Sunday, July 10, 2016

Living in a Metaphorical World

This trip is a stream of metaphors for my life

Bellingham, Washington- July 10

Today I moved ever closer to total abandon of plans and maps. I just started to drive. I knew I wanted to end up in Bellingham, but I didn't really know how I would get there. I saw the mountains, I drove toward them and curved north. I got into the mountains (no service) and knew there had to be a hike in there somewhere.

Lake Road sounded promising. After asking a couple on the side of the road, I headed up a dead end road and started walking on a woods road that got steadily narrower as I headed upward. There were dirt bike tire treads going in numerous directions and I followed the one that went up.
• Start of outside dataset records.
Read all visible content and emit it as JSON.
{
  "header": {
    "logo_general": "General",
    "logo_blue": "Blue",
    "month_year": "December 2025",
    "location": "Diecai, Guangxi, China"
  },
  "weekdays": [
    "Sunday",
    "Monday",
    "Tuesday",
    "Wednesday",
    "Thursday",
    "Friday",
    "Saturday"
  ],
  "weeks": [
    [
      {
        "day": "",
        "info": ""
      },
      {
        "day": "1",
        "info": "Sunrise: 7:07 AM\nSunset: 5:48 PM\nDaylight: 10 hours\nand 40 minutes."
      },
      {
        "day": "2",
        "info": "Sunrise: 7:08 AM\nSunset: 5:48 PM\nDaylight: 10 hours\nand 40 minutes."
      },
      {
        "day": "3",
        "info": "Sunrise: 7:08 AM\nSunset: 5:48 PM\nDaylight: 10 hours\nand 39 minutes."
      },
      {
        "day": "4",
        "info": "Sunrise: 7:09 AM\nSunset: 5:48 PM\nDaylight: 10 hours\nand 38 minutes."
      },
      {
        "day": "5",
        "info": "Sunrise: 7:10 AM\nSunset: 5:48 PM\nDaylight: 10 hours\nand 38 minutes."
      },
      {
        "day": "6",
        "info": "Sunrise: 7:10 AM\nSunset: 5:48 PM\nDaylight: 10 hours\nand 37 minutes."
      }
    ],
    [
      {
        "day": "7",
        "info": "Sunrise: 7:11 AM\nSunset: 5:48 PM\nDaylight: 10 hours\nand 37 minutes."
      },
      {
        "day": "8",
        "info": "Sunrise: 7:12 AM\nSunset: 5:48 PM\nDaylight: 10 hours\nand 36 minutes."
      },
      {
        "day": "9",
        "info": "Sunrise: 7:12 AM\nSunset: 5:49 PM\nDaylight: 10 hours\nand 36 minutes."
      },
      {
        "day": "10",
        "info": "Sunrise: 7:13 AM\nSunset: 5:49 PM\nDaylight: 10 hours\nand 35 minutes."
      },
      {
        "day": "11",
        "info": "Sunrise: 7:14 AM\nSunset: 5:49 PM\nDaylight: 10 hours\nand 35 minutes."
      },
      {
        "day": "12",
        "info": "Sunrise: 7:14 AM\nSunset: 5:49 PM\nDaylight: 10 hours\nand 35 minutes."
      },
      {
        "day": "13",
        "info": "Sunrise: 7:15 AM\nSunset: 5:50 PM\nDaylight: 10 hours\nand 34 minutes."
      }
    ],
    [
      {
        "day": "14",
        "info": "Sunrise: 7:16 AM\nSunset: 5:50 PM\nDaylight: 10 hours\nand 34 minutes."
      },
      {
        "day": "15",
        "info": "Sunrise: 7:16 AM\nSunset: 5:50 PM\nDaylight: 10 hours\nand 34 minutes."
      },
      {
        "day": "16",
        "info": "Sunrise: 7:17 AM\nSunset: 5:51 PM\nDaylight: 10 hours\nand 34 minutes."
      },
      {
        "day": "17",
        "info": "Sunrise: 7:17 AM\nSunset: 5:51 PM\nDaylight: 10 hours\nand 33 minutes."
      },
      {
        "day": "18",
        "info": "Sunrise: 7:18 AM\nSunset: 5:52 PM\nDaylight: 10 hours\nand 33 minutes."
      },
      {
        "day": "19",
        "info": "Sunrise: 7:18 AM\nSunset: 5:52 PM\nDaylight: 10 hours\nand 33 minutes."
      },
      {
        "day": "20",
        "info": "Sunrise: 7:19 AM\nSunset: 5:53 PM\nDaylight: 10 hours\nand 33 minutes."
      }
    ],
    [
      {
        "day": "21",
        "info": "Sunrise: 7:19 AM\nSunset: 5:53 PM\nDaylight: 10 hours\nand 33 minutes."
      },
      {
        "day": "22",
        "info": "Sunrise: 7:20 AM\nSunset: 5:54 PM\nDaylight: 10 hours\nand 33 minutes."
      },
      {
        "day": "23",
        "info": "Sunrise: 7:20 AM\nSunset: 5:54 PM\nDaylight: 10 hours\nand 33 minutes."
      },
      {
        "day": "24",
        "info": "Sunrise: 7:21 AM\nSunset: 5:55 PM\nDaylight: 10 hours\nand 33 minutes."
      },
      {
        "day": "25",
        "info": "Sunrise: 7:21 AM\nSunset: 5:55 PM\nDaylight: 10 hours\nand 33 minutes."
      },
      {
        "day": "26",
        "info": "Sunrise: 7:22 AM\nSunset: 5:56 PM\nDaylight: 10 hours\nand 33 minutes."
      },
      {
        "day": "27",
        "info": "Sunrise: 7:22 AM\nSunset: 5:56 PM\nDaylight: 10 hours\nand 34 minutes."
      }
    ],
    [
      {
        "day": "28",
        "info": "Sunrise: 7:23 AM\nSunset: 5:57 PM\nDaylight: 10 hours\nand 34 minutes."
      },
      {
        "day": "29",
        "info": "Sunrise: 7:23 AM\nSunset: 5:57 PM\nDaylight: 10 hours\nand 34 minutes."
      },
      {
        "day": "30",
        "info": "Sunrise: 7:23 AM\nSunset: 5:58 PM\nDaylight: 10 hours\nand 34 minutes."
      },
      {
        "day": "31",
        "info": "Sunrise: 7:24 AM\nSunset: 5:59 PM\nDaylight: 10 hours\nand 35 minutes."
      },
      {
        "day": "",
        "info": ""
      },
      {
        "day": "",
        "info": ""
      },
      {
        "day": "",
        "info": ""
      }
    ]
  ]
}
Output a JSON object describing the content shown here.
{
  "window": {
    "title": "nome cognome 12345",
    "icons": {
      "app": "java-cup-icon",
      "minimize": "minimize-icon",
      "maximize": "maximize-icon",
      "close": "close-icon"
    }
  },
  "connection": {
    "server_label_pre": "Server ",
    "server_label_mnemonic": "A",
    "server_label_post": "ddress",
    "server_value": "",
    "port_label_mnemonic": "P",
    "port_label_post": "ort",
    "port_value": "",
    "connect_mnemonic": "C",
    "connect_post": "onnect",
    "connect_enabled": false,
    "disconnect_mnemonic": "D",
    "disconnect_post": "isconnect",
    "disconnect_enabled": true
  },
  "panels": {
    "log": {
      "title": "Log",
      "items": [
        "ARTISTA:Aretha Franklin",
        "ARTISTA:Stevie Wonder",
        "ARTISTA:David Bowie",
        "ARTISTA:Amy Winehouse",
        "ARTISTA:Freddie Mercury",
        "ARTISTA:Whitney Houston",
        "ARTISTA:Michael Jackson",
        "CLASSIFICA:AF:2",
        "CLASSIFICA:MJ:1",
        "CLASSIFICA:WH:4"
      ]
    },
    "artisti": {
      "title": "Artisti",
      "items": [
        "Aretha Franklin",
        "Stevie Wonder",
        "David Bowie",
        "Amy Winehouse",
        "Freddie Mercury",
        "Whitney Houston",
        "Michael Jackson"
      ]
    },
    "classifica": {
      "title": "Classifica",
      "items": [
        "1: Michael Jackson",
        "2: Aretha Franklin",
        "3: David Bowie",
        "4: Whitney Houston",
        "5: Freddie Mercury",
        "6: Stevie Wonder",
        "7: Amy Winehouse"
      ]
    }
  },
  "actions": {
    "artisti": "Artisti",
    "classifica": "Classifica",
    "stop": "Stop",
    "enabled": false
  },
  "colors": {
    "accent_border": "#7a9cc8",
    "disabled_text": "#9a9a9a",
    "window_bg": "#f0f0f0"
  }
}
Pause. Several people have expressed concern for my safety during this trip, around people and off on my own. So I made a deal that I would call Ariel (or someone) to tell her where I was hiking. Plus she linked our phones so she can track me and my phone via GPS, signal or no signal. And I think about safety as I hike, knowing how devastating it could be for my dear ones if I were hurt or worse.

On this trail I was completely alone. Possibly no one would be up there for days. And there were no trail markers guiding me on or back. So I had to take care. At each junction I put a stick into the ground or an arrow to indicate which way I should take to return.

The woods were lovely, dark and deep. It was another cool day and, though I was sweating with the climb, I stayed comfortable. There was no destination to get to, no top or view, just a walk in the woods up a random 'mountlet' above a beautiful lake, Watcum Lake. I couldn't even tell how high it would take me, so I just went.

It was in the return that the feeling struck me. At each junction, when I'd come on my marker, I felt this wave of gratitude for the safety I had provided for myself: I was taking care of I. In the midst of uncertainty, I had left the breadcrumbs.

I don't want to belabor this point, but it feels worth saying once. If I can create a foundation of support for myself, all alone in the woods, so much is possible. Those sticks were so simple and basic, but so... essential. And the relationship that I felt with that care-full me was as simple and as profound as I could ever say.